Anatomy of hell

When Japanese writer-director Nagisa Oshima’ s In The Realm of the Senses opened in 1976, the unrated, explicit drama played at the now defunct Mann Theaters in the Esplanade. Even though the film played in the last of three theaters, I always wondered what would have happened if some unsuspecting parent got confused. Imagine trying to explain why a subservient Japanese woman would fellate an older man, cut off his manhood, and then carry it around as she wandered the countryside.
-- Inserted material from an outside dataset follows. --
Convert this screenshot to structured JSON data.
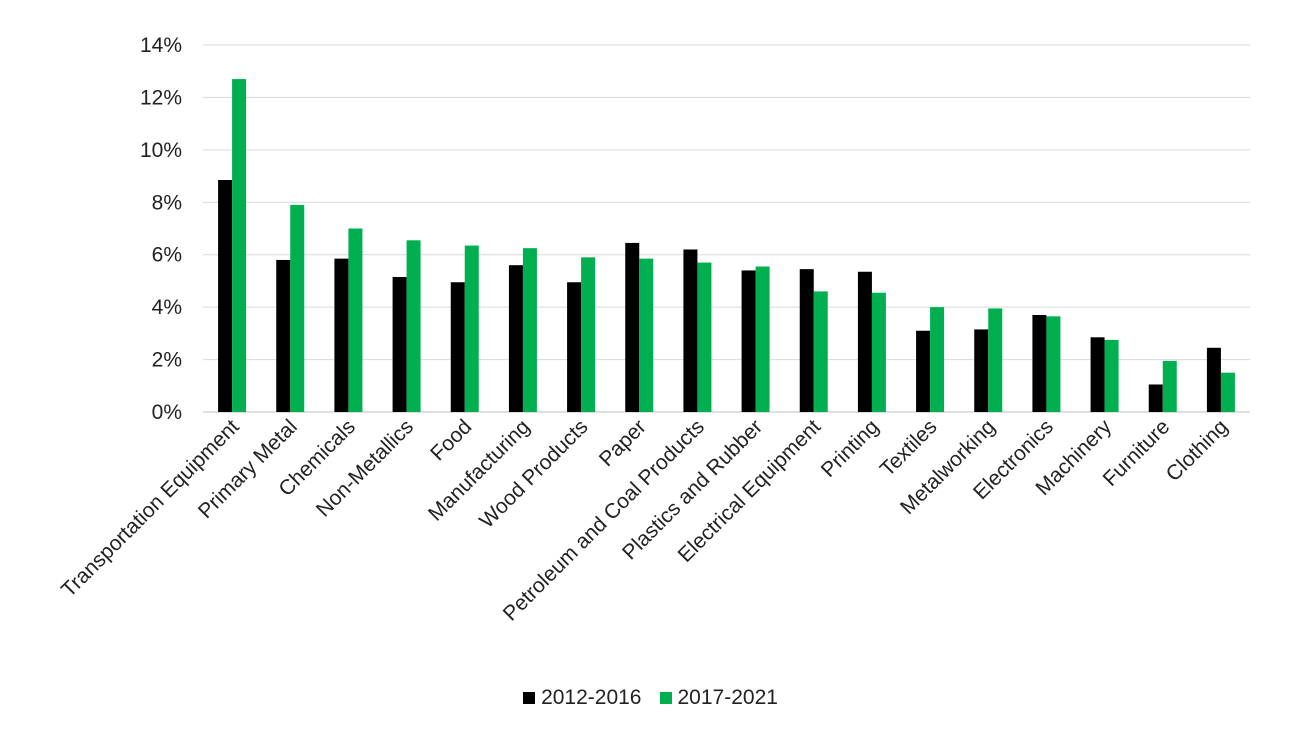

While I wasn’t shocked by what I saw, I wondered what it would take to shock me. I wasn’t shocked when Divine ate poodle poop in John Waters’ Pink Flamingos, and I wasn’t offended by director Pier Paolo Pasolini’s vulgar examination of fascism Salo: 120 Days of Sodom, a virtual smorgasbord of decadent behavior.

I’m not a prude, and I absolutely refuse to condemn anything, but writer-director Catherine Breillat’s Anatomy of Hell almost sent me into therapy. The controversial French director of Romance and Fat Girl likes to push the envelope, but all she achieves with Anatomy of Hell are painful paper cuts. Based on her own novel Pornocratie, Breillat continues her crusade that women and men exist only to use and abuse each other.

To prove her argument, she develops an extremely unpleasant set of circumstances guaranteed to make even the most brave viewer question their moral compass. A rather bland Amira Casar stars as a mysterious woman, who after trying to commit suicide in the bathroom of a gay disco (she’s lost in a sea of men she can’t have, get it?), agrees to pay a handsome stranger to watch her where she’s unwatchable. No, it’s not a Zen riddle, but an excuse for the filmmaker to exploit and humiliate her actors all in the name of art.

As the woman lays naked on a bed and spouts pretentious French dialogue, the man gazes at her, wondering what she expects him to take away from the experience. Screw that, it’s what he brings to the party that will make your stomach turn. Garden rakes, rocks, lipstick, feminine hygiene products, and one of the nastiest expressions of lovemaking that left me bewildered and gasping for air. All I kept thinking was thank goodness I was alone and not stuck inside a film festival theater where I would have to share my uneasiness.

I’m all for movies that challenge an audience, but when you throw crap at the screen, don’t tell me it doesn’t stink. Don’t go looking for Anatomy of Hell at a local theater. You can only experience it on DVD. (Unrated/Tartan Video)

The Woman Inside

AANATOMY OF HELL

Amira Casar, Rocco Sifferdi. Directed by Catherine Breillat. Unrated. 80 Minutes.